It is good news that it will be full house at the Conference of Chief Ministers on the National Counter Terrorism Centre (NCTC), called by the Home Minister, Mr P. Chidambaram on May 5. That those among them who had serious misgivings about the functions and powers of the NCTC have agreed to attend, should be taken as an indication that they are willing to discuss the rationale for such a Centre with an open mind. As such, the meet is getting off to a promising start.

Although the non-Congress CMs were vocal in their angry reaction to what they construed as the encroachments on the States' authority in the provisions relating to the Centre, there can be no doubt that the same fears must have been gnawing the CMs belonging to the Congress Party as well, without their being able to give public expression to them. The first objection, of course, was that the Home Ministry shot off the Office Memorandum (OM) without consulting the CMs as to the scope and nature of the agency.

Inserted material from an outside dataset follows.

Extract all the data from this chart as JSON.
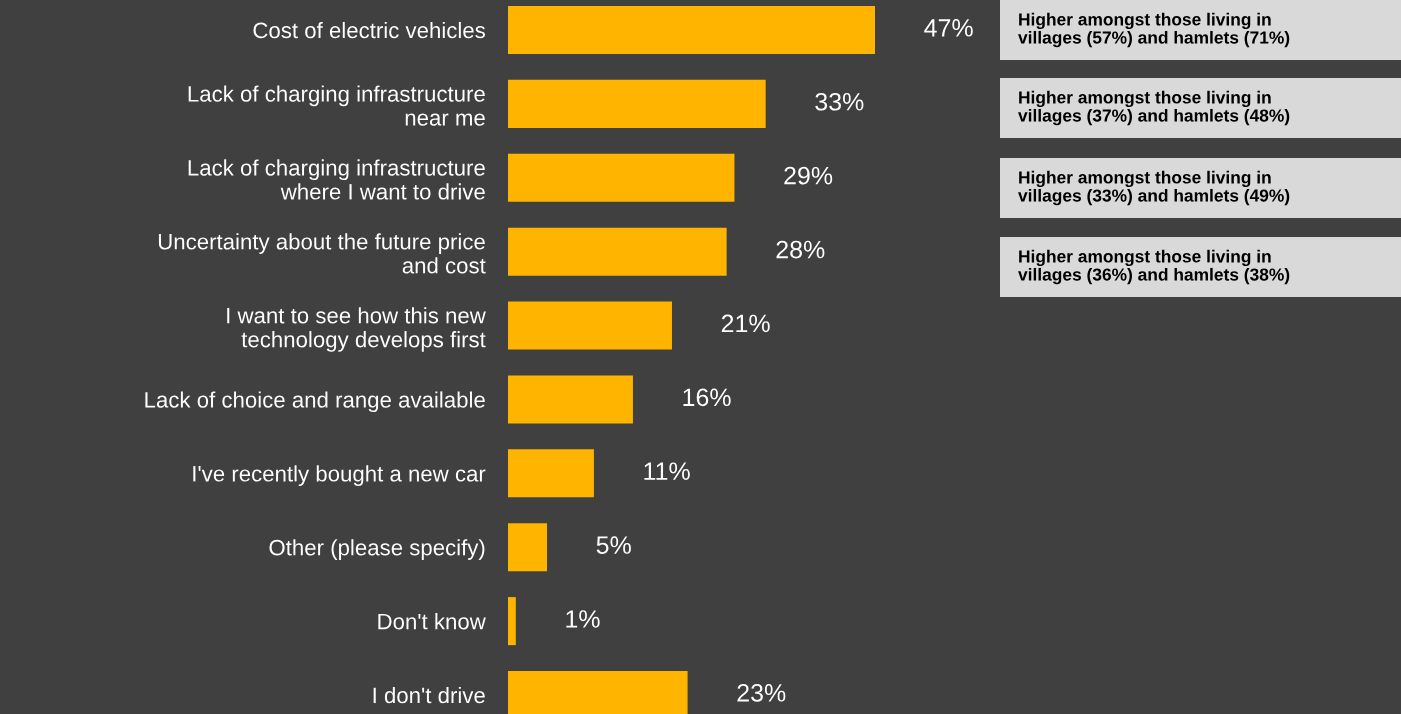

This objection has to be sustained in the light of the tendency on the part of whatever party or coalition runs the Government at the Centre to take the States for granted and expect them to fall in line. The Constitution had envisaged the Inter-State Council (Article 263) precisely for the purpose of “…discussing subjects in which some or all of the States, or of the Union and one or more of the States, have a common interest” and “making recommendations…for the better coordination of policy and action…”. The first thing all the CMs should strongly demand at the ensuing meet is the establishment of a standing Inter-State Council which will help resolve differences of approach and opinion prior to the adoption of a policy or course of action. This will avoid disputes such as the one on NCTC in the future.

Approach to avoid disputes

Next, the CMs have taken serious exception to the power vested, in terms of the OM, in the officers of the Operations Division of the NCTC “to arrest and …search” under Section 43A of the Unlawful Activities (Prevention) Act, 1967 (as amended in 2008).

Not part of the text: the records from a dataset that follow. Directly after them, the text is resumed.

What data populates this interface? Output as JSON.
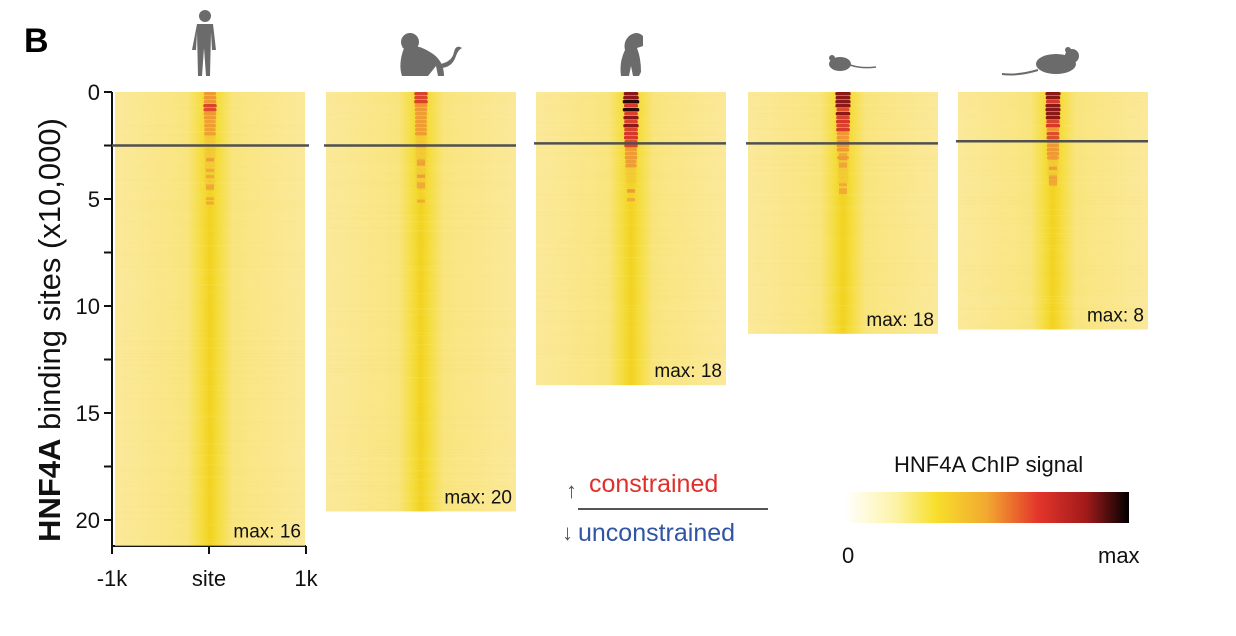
{
  "panel_label": "B",
  "chart_data": {
    "type": "heatmap",
    "title": "",
    "ylabel_bold": "HNF4A",
    "ylabel_rest": " binding sites (x10,000)",
    "yticks": [
      0,
      5,
      10,
      15,
      20
    ],
    "xticks": [
      "-1k",
      "site",
      "1k"
    ],
    "species": [
      {
        "name": "human",
        "n_sites": 21.2,
        "max_label": "max: 16",
        "constrained_cutoff": 2.5,
        "peak_strength": 0.45
      },
      {
        "name": "macaque",
        "n_sites": 19.6,
        "max_label": "max: 20",
        "constrained_cutoff": 2.5,
        "peak_strength": 0.5
      },
      {
        "name": "dog",
        "n_sites": 13.7,
        "max_label": "max: 18",
        "constrained_cutoff": 2.4,
        "peak_strength": 0.95
      },
      {
        "name": "mouse",
        "n_sites": 11.3,
        "max_label": "max: 18",
        "constrained_cutoff": 2.4,
        "peak_strength": 0.75
      },
      {
        "name": "rat",
        "n_sites": 11.1,
        "max_label": "max:  8",
        "constrained_cutoff": 2.3,
        "peak_strength": 0.85
      }
    ],
    "legend": {
      "title": "HNF4A ChIP signal",
      "min_label": "0",
      "max_label": "max",
      "colors": [
        "#ffffff",
        "#fdf09a",
        "#f8e03a",
        "#f5b030",
        "#e8452e",
        "#b01f1f",
        "#000000"
      ]
    },
    "split_legend": {
      "up_label": "constrained",
      "down_label": "unconstrained",
      "up_arrow": "↑",
      "down_arrow": "↓"
    }
  }
}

The Home Minister has sought to mollify the Chief Ministers by bringing up at the Conference two sets of Standard Operating Procedures (SOP, no pun intended!).

The first enjoins the NCTC, “as far as possible”, to keep the heads of state police and anti-terror squads informed about its operations in advance, and carry them out in conjunction with the State police units, while reserving the discretion in exceptional cases, where any delay in preventive action will be catastrophic, to arrest terrorists on its own volition and inform the State authorities soon thereafter.

DIFFICULTY TO GET OVER

The second set of SOP seeks to buttress the role of the Standing Council envisaged in the OM setting up the NCTC by providing in it representation of all the Central and State agencies having a vital stake in combating terrorism so as to ensure that it functions as “the single and effective point” of control, coordination and consultation in the most comprehensive sense possible.

As one who had a hand in drafting and processing the original Unlawful Activities Act of 1967, I would have readily advised the CMs to accept the safeguards contained in the SOPs.

Unfortunately, though, the location of the NCTC in the Intelligence Bureau (IB) and making the Director, NCTC, work under the Director, IB, will result in a clandestine organisation, as an integral part of another clandestine organisation, prone to “dirty tricks” in covert and overt operations, exercising the powers of search and arrest whose necessity will beyond scrutiny.

No civilised, democratic country — and certainly not the US from which Mr Chidambaram has borrowed the idea of NCTC — permits such a thing to happen.

This difficulty can be got over if the CMs prevail upon the Home Minister to make the NCTC, like its counterpart in the US, an independent agency, but functioning under an oversight body of eminent, professional, experienced public figures, established by Parliament.

It should be headed by the best person for the job, drawn from whatever field, and not confined to police officials.